N/A Air gun reviews, the good, the bad and the ugly

I have a little different perspective. I do no airgun reviews (but I do share comments and thoughts here and on GTA) but I am in Home Depot Seeds program. I get a few emails a month offering me "free stuff" if I will write a review of it. I've gotten some nice things but the program has gone downhill from my point of view. I get 20 days from the time the product ships to complete my review. Doesn't matter if it takes a week or two to get to me. The time is not rigidly enforced, they just bug me, but my point is they want a review very quickly. No real time to get to know the item. So all I can do is basically give first impressions. My reviews are normally positive but if I don't like something I say it. There have been no issues when I make an occasional negative comment.

I suspect airgun reviewers have some of the same time pressures. Many seem to get a "loan" of a gun to review. I don't think that would motivate me to be real positive but perhaps keeping the stream of guns to review going is a motivator to be positive. I definitely agree with the comments about who does the better reviews (although I like Andy, he is overly positive but he will include mild critical comments and he sometimes reviews less expensive guns). But I think all of us look at reviews on a large variety of items (look out for those "Seeds" reviews). We need to read-between-the-lines to get usable input. It would be nice if it wasn't this way but it is.
 
I have a little different perspective. I do no airgun reviews (but I do share comments and thoughts here and on GTA) but I am in Home Depot Seeds program. I get a few emails a month offering me "free stuff" if I will write a review of it. I've gotten some nice things but the program has gone downhill from my point of view. I get 20 days from the time the product ships to complete my review. Doesn't matter if it takes a week or two to get to me. The time is not rigidly enforced, they just bug me, but my point is they want a review very quickly. No real time to get to know the item. So all I can do is basically give first impressions. My reviews are normally positive but if I don't like something I say it. There have been no issues when I make an occasional negative comment.

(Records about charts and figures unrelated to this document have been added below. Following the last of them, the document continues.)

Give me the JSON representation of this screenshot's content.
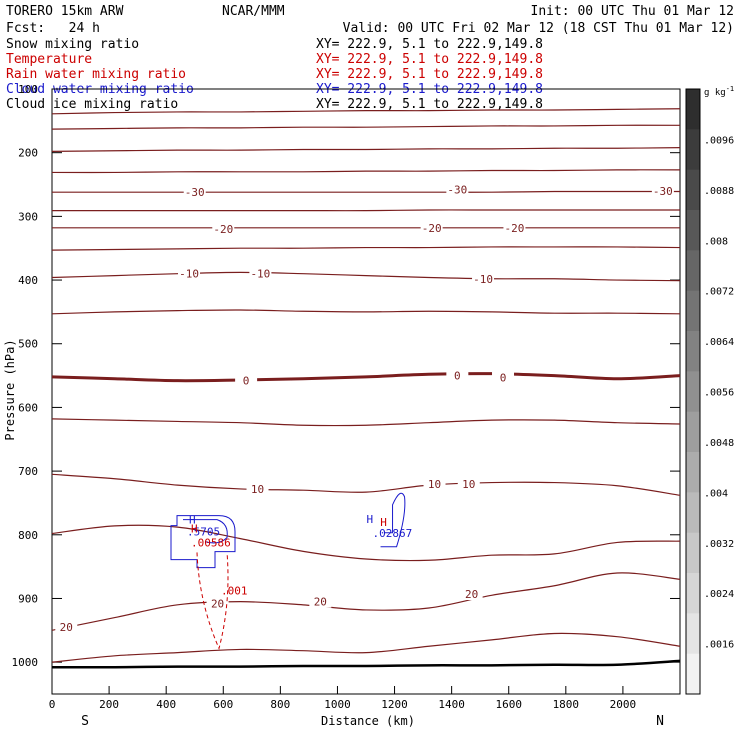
{
  "header": {
    "model": "TORERO  15km ARW",
    "center": "NCAR/MMM",
    "init": "Init: 00 UTC Thu 01 Mar 12",
    "fcst": "Fcst:   24 h",
    "valid": "Valid: 00 UTC Fri 02 Mar 12 (18 CST Thu 01 Mar 12)"
  },
  "fields": [
    {
      "name": "Snow mixing ratio",
      "coords": "XY= 222.9,  5.1 to 222.9,149.8",
      "color": "#000000"
    },
    {
      "name": "Temperature",
      "coords": "XY= 222.9,  5.1 to 222.9,149.8",
      "color": "#cc0000"
    },
    {
      "name": "Rain water mixing ratio",
      "coords": "XY= 222.9,  5.1 to 222.9,149.8",
      "color": "#cc0000"
    },
    {
      "name": "Cloud water mixing ratio",
      "coords": "XY= 222.9,  5.1 to 222.9,149.8",
      "color": "#1a1acc"
    },
    {
      "name": "Cloud ice mixing ratio",
      "coords": "XY= 222.9,  5.1 to 222.9,149.8",
      "color": "#000000"
    }
  ],
  "chart_data": {
    "type": "cross-section contour",
    "xlabel": "Distance (km)",
    "ylabel": "Pressure (hPa)",
    "xlim": [
      0,
      2200
    ],
    "ylim": [
      1050,
      100
    ],
    "x_ticks": [
      0,
      200,
      400,
      600,
      800,
      1000,
      1200,
      1400,
      1600,
      1800,
      2000
    ],
    "y_ticks": [
      100,
      200,
      300,
      400,
      500,
      600,
      700,
      800,
      900,
      1000
    ],
    "x_end_labels": {
      "left": "S",
      "right": "N"
    },
    "temperature": {
      "color": "#7a1e1e",
      "interval": 5,
      "levels": [
        {
          "t": -50,
          "p": [
            139,
            137,
            136,
            136,
            135,
            134,
            134,
            133,
            133,
            132,
            131
          ]
        },
        {
          "t": -45,
          "p": [
            163,
            162,
            161,
            161,
            160,
            160,
            159,
            158,
            158,
            157,
            157
          ]
        },
        {
          "t": -40,
          "p": [
            198,
            197,
            196,
            196,
            195,
            195,
            194,
            194,
            193,
            193,
            192
          ]
        },
        {
          "t": -35,
          "p": [
            231,
            231,
            230,
            230,
            230,
            229,
            229,
            228,
            228,
            227,
            227
          ]
        },
        {
          "t": -30,
          "p": [
            262,
            262,
            262,
            262,
            262,
            262,
            262,
            262,
            261,
            261,
            261
          ]
        },
        {
          "t": -25,
          "p": [
            291,
            291,
            291,
            291,
            291,
            291,
            290,
            290,
            290,
            290,
            290
          ]
        },
        {
          "t": -20,
          "p": [
            318,
            318,
            318,
            318,
            318,
            318,
            318,
            318,
            318,
            318,
            318
          ]
        },
        {
          "t": -15,
          "p": [
            353,
            352,
            351,
            350,
            350,
            349,
            349,
            348,
            348,
            348,
            349
          ]
        },
        {
          "t": -10,
          "p": [
            396,
            393,
            390,
            388,
            390,
            393,
            396,
            398,
            398,
            400,
            401
          ]
        },
        {
          "t": -5,
          "p": [
            453,
            450,
            448,
            447,
            449,
            450,
            449,
            450,
            452,
            452,
            453
          ]
        },
        {
          "t": 0,
          "p": [
            552,
            555,
            558,
            557,
            555,
            552,
            548,
            547,
            550,
            555,
            550
          ]
        },
        {
          "t": 5,
          "p": [
            618,
            620,
            622,
            624,
            628,
            628,
            624,
            620,
            620,
            624,
            626
          ]
        },
        {
          "t": 10,
          "p": [
            705,
            712,
            722,
            728,
            730,
            733,
            722,
            718,
            718,
            723,
            738
          ]
        },
        {
          "t": 15,
          "p": [
            798,
            786,
            788,
            806,
            826,
            838,
            840,
            832,
            830,
            812,
            810
          ]
        },
        {
          "t": 20,
          "p": [
            950,
            930,
            910,
            905,
            910,
            918,
            915,
            895,
            880,
            860,
            870
          ]
        },
        {
          "t": 25,
          "p": [
            1000,
            990,
            985,
            980,
            982,
            985,
            975,
            965,
            955,
            960,
            975
          ]
        }
      ],
      "labels": [
        {
          "value": "-30",
          "x": 500,
          "p": 262
        },
        {
          "value": "-30",
          "x": 1420,
          "p": 258
        },
        {
          "value": "-30",
          "x": 2140,
          "p": 260
        },
        {
          "value": "-20",
          "x": 600,
          "p": 320
        },
        {
          "value": "-20",
          "x": 1330,
          "p": 318
        },
        {
          "value": "-20",
          "x": 1620,
          "p": 318
        },
        {
          "value": "-10",
          "x": 480,
          "p": 390
        },
        {
          "value": "-10",
          "x": 730,
          "p": 390
        },
        {
          "value": "-10",
          "x": 1510,
          "p": 398
        },
        {
          "value": "0",
          "x": 680,
          "p": 558
        },
        {
          "value": "0",
          "x": 1420,
          "p": 550
        },
        {
          "value": "0",
          "x": 1580,
          "p": 553
        },
        {
          "value": "10",
          "x": 720,
          "p": 728
        },
        {
          "value": "10",
          "x": 1340,
          "p": 720
        },
        {
          "value": "10",
          "x": 1460,
          "p": 720
        },
        {
          "value": "20",
          "x": 580,
          "p": 908
        },
        {
          "value": "20",
          "x": 940,
          "p": 905
        },
        {
          "value": "20",
          "x": 1470,
          "p": 893
        },
        {
          "value": "20",
          "x": 50,
          "p": 945
        }
      ]
    },
    "rain_water": {
      "color": "#cc0000",
      "max_label": ".00586",
      "contour_label": ".001",
      "center": {
        "x": 550,
        "p": 812
      }
    },
    "cloud_water": {
      "color": "#1a1acc",
      "max_labels": [
        ".5705",
        ".02867"
      ],
      "centers": [
        {
          "x": 550,
          "p": 795
        },
        {
          "x": 1200,
          "p": 800
        }
      ]
    },
    "ground_pressure": [
      1008,
      1008,
      1007,
      1007,
      1006,
      1006,
      1005,
      1005,
      1004,
      1004,
      998
    ],
    "snow_colorbar": {
      "units": "g kg",
      "units_exponent": "-1",
      "tick_labels": [
        ".0096",
        ".0088",
        ".008",
        ".0072",
        ".0064",
        ".0056",
        ".0048",
        ".004",
        ".0032",
        ".0024",
        ".0016"
      ],
      "colors": [
        "#2e2e2e",
        "#3c3c3c",
        "#4a4a4a",
        "#585858",
        "#666666",
        "#747474",
        "#828282",
        "#909090",
        "#9e9e9e",
        "#acacac",
        "#bababa",
        "#c8c8c8",
        "#d6d6d6",
        "#e4e4e4",
        "#f2f2f2"
      ]
    }
  }
}
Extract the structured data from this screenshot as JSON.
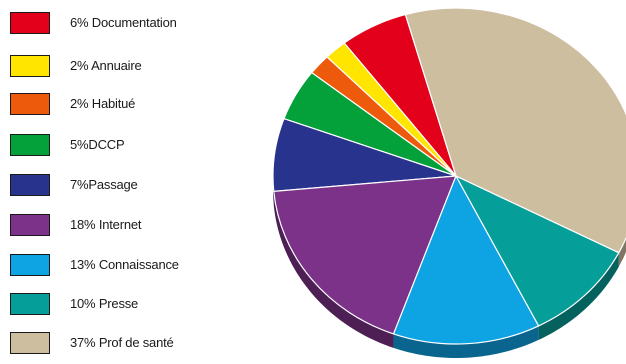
{
  "chart_data": {
    "type": "pie",
    "title": "",
    "legend_placement": "left",
    "three_d": true,
    "slices": [
      {
        "label": "6% Documentation",
        "value": 6,
        "color": "#e3001b"
      },
      {
        "label": "2% Annuaire",
        "value": 2,
        "color": "#ffe500"
      },
      {
        "label": "2% Habitué",
        "value": 2,
        "color": "#ee5a0c"
      },
      {
        "label": "5%DCCP",
        "value": 5,
        "color": "#04a03a"
      },
      {
        "label": "7%Passage",
        "value": 7,
        "color": "#28338e"
      },
      {
        "label": "18% Internet",
        "value": 18,
        "color": "#7c3289"
      },
      {
        "label": "13% Connaissance",
        "value": 13,
        "color": "#0ea3e3"
      },
      {
        "label": "10% Presse",
        "value": 10,
        "color": "#069e98"
      },
      {
        "label": "37% Prof de santé",
        "value": 37,
        "color": "#cdbea0"
      }
    ]
  }
}
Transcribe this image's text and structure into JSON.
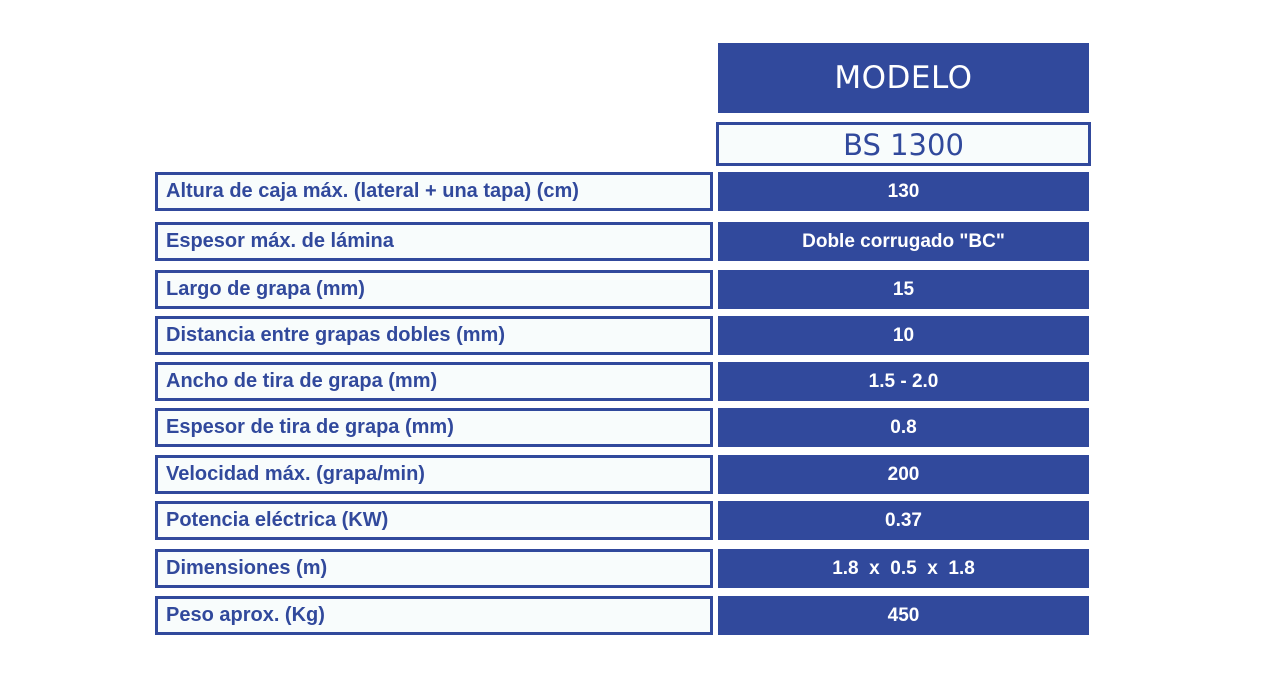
{
  "header": {
    "title": "MODELO",
    "model": "BS 1300"
  },
  "colors": {
    "accent": "#31499c",
    "label_bg": "#f8fcfc"
  },
  "specs": [
    {
      "label": "Altura de caja máx. (lateral + una tapa) (cm)",
      "value": "130"
    },
    {
      "label": "Espesor máx. de lámina",
      "value": "Doble corrugado \"BC\""
    },
    {
      "label": "Largo de grapa (mm)",
      "value": "15"
    },
    {
      "label": "Distancia entre grapas dobles (mm)",
      "value": "10"
    },
    {
      "label": "Ancho de tira de grapa (mm)",
      "value": "1.5 - 2.0"
    },
    {
      "label": "Espesor de tira de grapa (mm)",
      "value": "0.8"
    },
    {
      "label": "Velocidad máx. (grapa/min)",
      "value": "200"
    },
    {
      "label": "Potencia eléctrica (KW)",
      "value": "0.37"
    },
    {
      "label": "Dimensiones (m)",
      "value": "1.8  x  0.5  x  1.8"
    },
    {
      "label": "Peso aprox. (Kg)",
      "value": "450"
    }
  ]
}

I suspect airgun reviewers have some of the same time pressures. Many seem to get a "loan" of a gun to review. I don't think that would motivate me to be real positive but perhaps keeping the stream of guns to review going is a motivator to be positive. I definitely agree with the comments about who does the better reviews (although I like Andy, he is overly positive but he will include mild critical comments and he sometimes reviews less expensive guns). But I think all of us look at reviews on a large variety of items (look out for those "Seeds" reviews). We need to read-between-the-lines to get usable input. It would be nice if it wasn't this way but it is.
@JimD A hobby reviewer recently shared that vendors or manufacturers press him for reviews to be put together within a certain timeframe. This is sort of strange to me because it seems to defeat the purpose of someone demonstrating the longterm quality of a product or their competency of getting the most out of a product.